Belgrad: der Sommer, die Stadt und das Militär
Schon morgens springt das Thermometer über 30 Grad und schraubt sich stündlich weiter hoch, die Luft ist feucht, das Klima tropisch, die Kleidung klebt am Körper. Wer Beine hat oder ein Auto, der begibt sich in Nähe des Wassers, fährt zum Savsko Jezero an der Sava, ist auf der Promenade von Novi Beograd unterwegs oder geht zum Schwimmen hinüber auf die Insel Ratno Ostrvo, welche in der Donau liegt.
Vor zwei Wochen erst hat das Militär die Pontonbrücke aufgebaut, um die Insel Ratno Ostrva mit der Promenade von Novi Beograd zu verbinden. Jedes Jahr machen sie das und jedes Jahr ist dies der Startschuss für den Sommer. An der Westspitze der Insel liegen Wiesen und ein kleiner Strand sowie zwei, drei improvisierte Buden mit Getränken. Zwar ist Ratno Ostrva ein Naturschutzgebiet und Vogelreservat, aber das nimmt man jetzt nicht sooo ernst und gibt die Insel während des Sommers mit militärischer Hilfe für Besucher frei. Es herrscht eine Atmosphäre wie im Freibad, doch weit hinaus in die Donauwasser wagt sich niemand, die Strömung ist viel zu mächtig. Es ist eine Erfahrung, unterzutauchen im Strom und diese Kraft zu spüren, dieses langsame, unwiderstehliche, machtvolle Vorwärtsdrängen von Millionen Kubikmetern an Wasser – hinweggezogen von einem minimalen Gefälle, angeschoben von den nachdrängenden Wassermassen.

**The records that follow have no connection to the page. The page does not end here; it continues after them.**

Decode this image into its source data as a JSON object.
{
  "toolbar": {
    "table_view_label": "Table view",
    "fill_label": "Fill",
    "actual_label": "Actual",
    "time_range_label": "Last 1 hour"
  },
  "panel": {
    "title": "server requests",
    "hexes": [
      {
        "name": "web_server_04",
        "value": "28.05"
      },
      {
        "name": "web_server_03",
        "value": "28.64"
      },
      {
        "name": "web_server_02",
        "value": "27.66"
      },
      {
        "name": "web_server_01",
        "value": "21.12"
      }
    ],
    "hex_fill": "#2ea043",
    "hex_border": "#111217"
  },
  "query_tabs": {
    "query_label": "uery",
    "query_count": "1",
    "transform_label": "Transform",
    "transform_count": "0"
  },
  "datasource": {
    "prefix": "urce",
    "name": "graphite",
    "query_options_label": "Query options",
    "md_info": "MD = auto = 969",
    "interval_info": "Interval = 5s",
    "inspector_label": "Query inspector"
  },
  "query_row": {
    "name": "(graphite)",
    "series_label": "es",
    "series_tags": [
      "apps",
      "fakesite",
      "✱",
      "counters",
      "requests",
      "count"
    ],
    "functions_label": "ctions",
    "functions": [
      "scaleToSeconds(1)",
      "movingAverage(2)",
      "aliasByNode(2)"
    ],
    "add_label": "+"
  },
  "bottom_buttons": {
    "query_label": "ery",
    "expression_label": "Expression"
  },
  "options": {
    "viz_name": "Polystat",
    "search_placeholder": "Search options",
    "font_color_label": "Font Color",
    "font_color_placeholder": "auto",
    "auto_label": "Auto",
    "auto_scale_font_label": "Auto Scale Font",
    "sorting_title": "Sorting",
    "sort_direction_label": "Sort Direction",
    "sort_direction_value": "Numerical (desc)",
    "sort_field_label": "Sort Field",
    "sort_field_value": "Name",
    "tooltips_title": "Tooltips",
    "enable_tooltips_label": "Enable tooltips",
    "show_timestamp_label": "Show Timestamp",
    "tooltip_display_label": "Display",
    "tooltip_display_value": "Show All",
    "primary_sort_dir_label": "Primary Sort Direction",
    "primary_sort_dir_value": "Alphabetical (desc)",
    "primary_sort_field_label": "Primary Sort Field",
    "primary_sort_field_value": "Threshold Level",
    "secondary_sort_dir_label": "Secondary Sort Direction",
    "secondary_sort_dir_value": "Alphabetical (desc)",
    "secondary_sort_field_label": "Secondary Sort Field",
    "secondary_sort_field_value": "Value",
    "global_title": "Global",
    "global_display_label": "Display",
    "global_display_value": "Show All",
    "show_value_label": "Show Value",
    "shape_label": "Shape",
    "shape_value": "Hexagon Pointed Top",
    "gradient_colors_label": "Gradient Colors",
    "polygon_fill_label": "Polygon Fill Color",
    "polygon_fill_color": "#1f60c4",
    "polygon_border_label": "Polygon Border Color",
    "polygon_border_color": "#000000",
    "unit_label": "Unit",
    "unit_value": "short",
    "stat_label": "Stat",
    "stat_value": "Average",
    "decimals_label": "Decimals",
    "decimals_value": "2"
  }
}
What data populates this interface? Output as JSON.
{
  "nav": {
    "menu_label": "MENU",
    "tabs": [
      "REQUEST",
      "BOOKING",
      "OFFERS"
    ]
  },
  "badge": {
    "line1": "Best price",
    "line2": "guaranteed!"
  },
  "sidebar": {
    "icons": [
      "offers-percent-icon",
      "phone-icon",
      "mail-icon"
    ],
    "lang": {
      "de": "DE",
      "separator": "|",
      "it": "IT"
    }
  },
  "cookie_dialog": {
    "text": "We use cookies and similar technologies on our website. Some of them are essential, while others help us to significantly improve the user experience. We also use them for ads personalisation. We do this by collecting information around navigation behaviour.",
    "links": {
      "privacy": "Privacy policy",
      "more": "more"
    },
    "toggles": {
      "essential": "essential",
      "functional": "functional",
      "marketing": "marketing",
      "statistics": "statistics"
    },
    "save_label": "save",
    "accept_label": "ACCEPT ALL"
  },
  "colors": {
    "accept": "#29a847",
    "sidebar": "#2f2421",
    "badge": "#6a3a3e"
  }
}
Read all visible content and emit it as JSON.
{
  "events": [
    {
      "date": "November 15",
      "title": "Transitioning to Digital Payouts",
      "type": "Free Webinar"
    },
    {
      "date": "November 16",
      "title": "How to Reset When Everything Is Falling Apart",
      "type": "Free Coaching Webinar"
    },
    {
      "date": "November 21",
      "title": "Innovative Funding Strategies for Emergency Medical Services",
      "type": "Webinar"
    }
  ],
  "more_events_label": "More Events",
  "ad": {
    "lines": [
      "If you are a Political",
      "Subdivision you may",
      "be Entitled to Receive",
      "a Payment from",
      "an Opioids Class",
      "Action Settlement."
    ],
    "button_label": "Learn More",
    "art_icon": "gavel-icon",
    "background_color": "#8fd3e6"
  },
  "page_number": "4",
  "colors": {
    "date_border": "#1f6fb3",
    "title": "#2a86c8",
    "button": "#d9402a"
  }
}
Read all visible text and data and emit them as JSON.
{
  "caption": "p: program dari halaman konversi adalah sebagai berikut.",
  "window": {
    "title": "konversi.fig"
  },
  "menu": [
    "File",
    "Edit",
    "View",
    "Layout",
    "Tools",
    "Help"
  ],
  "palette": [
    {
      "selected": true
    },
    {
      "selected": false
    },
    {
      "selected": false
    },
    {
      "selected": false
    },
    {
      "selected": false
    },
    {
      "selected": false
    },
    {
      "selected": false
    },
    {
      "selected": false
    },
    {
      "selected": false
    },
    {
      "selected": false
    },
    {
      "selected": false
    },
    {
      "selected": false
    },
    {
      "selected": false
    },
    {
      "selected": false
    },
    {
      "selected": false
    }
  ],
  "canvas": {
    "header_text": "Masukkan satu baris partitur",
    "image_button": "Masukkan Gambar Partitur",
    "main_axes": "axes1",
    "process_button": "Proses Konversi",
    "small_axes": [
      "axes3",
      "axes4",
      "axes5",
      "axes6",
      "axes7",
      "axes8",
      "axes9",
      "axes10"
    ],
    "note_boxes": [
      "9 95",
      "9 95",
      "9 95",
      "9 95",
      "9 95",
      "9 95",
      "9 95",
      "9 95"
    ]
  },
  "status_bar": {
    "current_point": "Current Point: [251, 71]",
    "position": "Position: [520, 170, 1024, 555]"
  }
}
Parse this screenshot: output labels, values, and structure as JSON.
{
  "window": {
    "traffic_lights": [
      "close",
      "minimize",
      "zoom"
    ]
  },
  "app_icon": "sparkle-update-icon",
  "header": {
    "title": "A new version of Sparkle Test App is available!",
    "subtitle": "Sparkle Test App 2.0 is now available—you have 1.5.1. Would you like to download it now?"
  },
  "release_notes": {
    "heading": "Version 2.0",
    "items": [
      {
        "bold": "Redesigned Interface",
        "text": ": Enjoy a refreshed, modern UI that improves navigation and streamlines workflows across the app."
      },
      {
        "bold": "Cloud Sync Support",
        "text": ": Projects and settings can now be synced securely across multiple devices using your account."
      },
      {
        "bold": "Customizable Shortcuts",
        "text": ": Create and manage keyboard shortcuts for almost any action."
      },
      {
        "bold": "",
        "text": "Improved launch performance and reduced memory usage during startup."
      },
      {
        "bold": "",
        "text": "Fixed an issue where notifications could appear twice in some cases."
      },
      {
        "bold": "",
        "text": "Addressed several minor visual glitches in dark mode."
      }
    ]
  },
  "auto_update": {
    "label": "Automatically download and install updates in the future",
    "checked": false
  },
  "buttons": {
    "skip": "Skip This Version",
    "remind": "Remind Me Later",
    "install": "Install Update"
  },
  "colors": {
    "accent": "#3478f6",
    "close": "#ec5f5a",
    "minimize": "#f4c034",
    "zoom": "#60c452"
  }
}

Moskitoschwärme steigen mit der Dämmerung über der Donau auf, ich muss an Angelo denken, den Berliner Kaffeeröster, und dessen Erzählung von der langsamsten Bar der Welt, am Amazonas, gegenüber der grünen Wand. Genau dort halte ich mich gerade auf, am europäischen Amazonas, im langsamsten Hostel der Welt, gegenüber der grünen Wand. Sanft bewegt sich der Boden, schwanken die Planken, denn das Arka Barka ist ein schwimmendes Haus und liegt gut vertäut in einem Seitenarm der Donau. Treibgut zieht langsam vorüber, manchmal sind es ein paar Äste, manchmal ein ganzer Baum. Ein paar Reiher schwingen sich in den Abendhimmel auf, Enten lassen sich vorüber treiben und hundert Frösche machen Party.
Abends lärmen die Partyschiffe auf der Sava, sie liegen gegenüber der niegelnagelneuen Promenade und des Großprojektes „Belgrade Waterfront“, in dessen Rahmen arabische Investoren auf alten Brach- und Industrieflächen ein ganzes Luxusviertel hochziehen. In den Straßencafes oben in der Altstadt wird eiskaltes Wasser diffundiert, zwei Mädchen machen Promotion für ein Cidre-Getränk, drücken jedem Willigen gleich mehrere Dosen in die Hand, eine Brassband spielt im Hinterhof, ein kleines Cafe gibt einen Jazzabend. Unten am Fluss haben sich die Fischer in einer Reihe aufgestellt, promenieren die älteren Männer sämtlich mit nacktem Oberkörper, das T-Shirt in die Hose gesteckt, so als hätten sie sich dazu verabredet.
Noch nach Mitternacht bleibt die Stadt belebt, kühler wird es kaum, nur der leichte Wind und das kalte Bier bringen Erfrischung. Klimaanlagen sind keine Lösung, sondern ein Schock. Besser als sich in grausam kalter, künstlicher Luft frisch zu halten ist es, langsam mürbe zu werden, langsam zu zerfließen, eins zu werden, mit dem Sommer, mit der Stadt.